Her ambitious research goals, supported by the National Science Foundation and other agencies, necessarily push her toward more expansive technologies.

“My perspective is that we shouldn’t be limited by the tools we have,” she says. “I like to think about the question first and figure out how to address it later. It may mean we have to develop a new tool or a new way of analyzing data or a new way of deploying instruments to get at the questions we’re interested in.”

A “Spatial Ballet”

Computer animations created from recent acoustical studies show fish diving through plankton layers, gobbling holes in the tightly packed, food-rich patches. Another animation shows spinner dolphins swimming in tight formation to corral layers of lanternfish during coopera- tive feeding.

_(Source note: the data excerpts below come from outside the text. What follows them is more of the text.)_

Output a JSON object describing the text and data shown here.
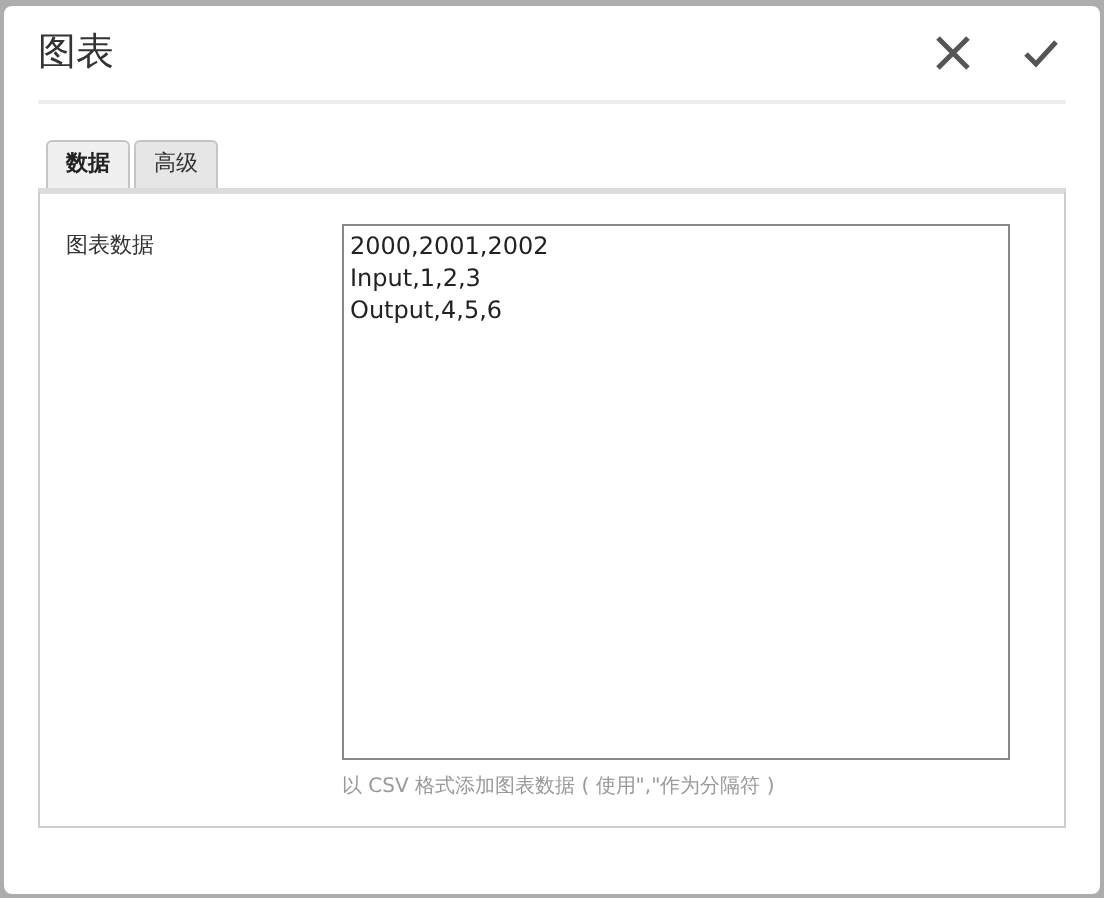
{
  "dialog": {
    "title": "图表"
  },
  "tabs": [
    {
      "label": "数据",
      "selected": true
    },
    {
      "label": "高级",
      "selected": false
    }
  ],
  "field": {
    "label": "图表数据",
    "value": "2000,2001,2002\nInput,1,2,3\nOutput,4,5,6",
    "hint": "以 CSV 格式添加图表数据 ( 使用\",\"作为分隔符 )"
  }
}
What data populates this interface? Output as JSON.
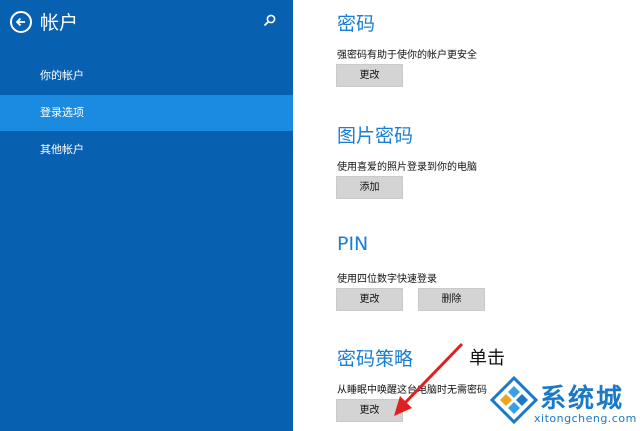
{
  "sidebar": {
    "title": "帐户",
    "items": [
      {
        "label": "你的帐户"
      },
      {
        "label": "登录选项"
      },
      {
        "label": "其他帐户"
      }
    ]
  },
  "sections": {
    "password": {
      "title": "密码",
      "desc": "强密码有助于使你的帐户更安全",
      "button": "更改"
    },
    "picture": {
      "title": "图片密码",
      "desc": "使用喜爱的照片登录到你的电脑",
      "button": "添加"
    },
    "pin": {
      "title": "PIN",
      "desc": "使用四位数字快速登录",
      "button_change": "更改",
      "button_delete": "删除"
    },
    "policy": {
      "title": "密码策略",
      "desc": "从睡眠中唤醒这台电脑时无需密码",
      "button": "更改"
    }
  },
  "annotation": {
    "text": "单击",
    "color": "#e02020"
  },
  "watermark": {
    "name": "系统城",
    "url": "xitongcheng.com"
  },
  "colors": {
    "sidebar": "#0860b0",
    "active_item": "#1a8be0",
    "accent": "#1a7fd4",
    "button": "#d4d4d4"
  }
}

“The emerging picture is one of an incalculably complex, finely tuned, and delicate interaction between predators and prey, chemistry and light, currents and water column, night and day,” writes author Julia Whitty in a recent Mother Jones article featuring Benoit-Bird. “Some semblance of this spatial ballet, played in weightless three-dimensional darkness, has likely been part of the oceans since the oceans were brought to life: layers of life gathering in extremely high densities to feed or to avoid being eaten.”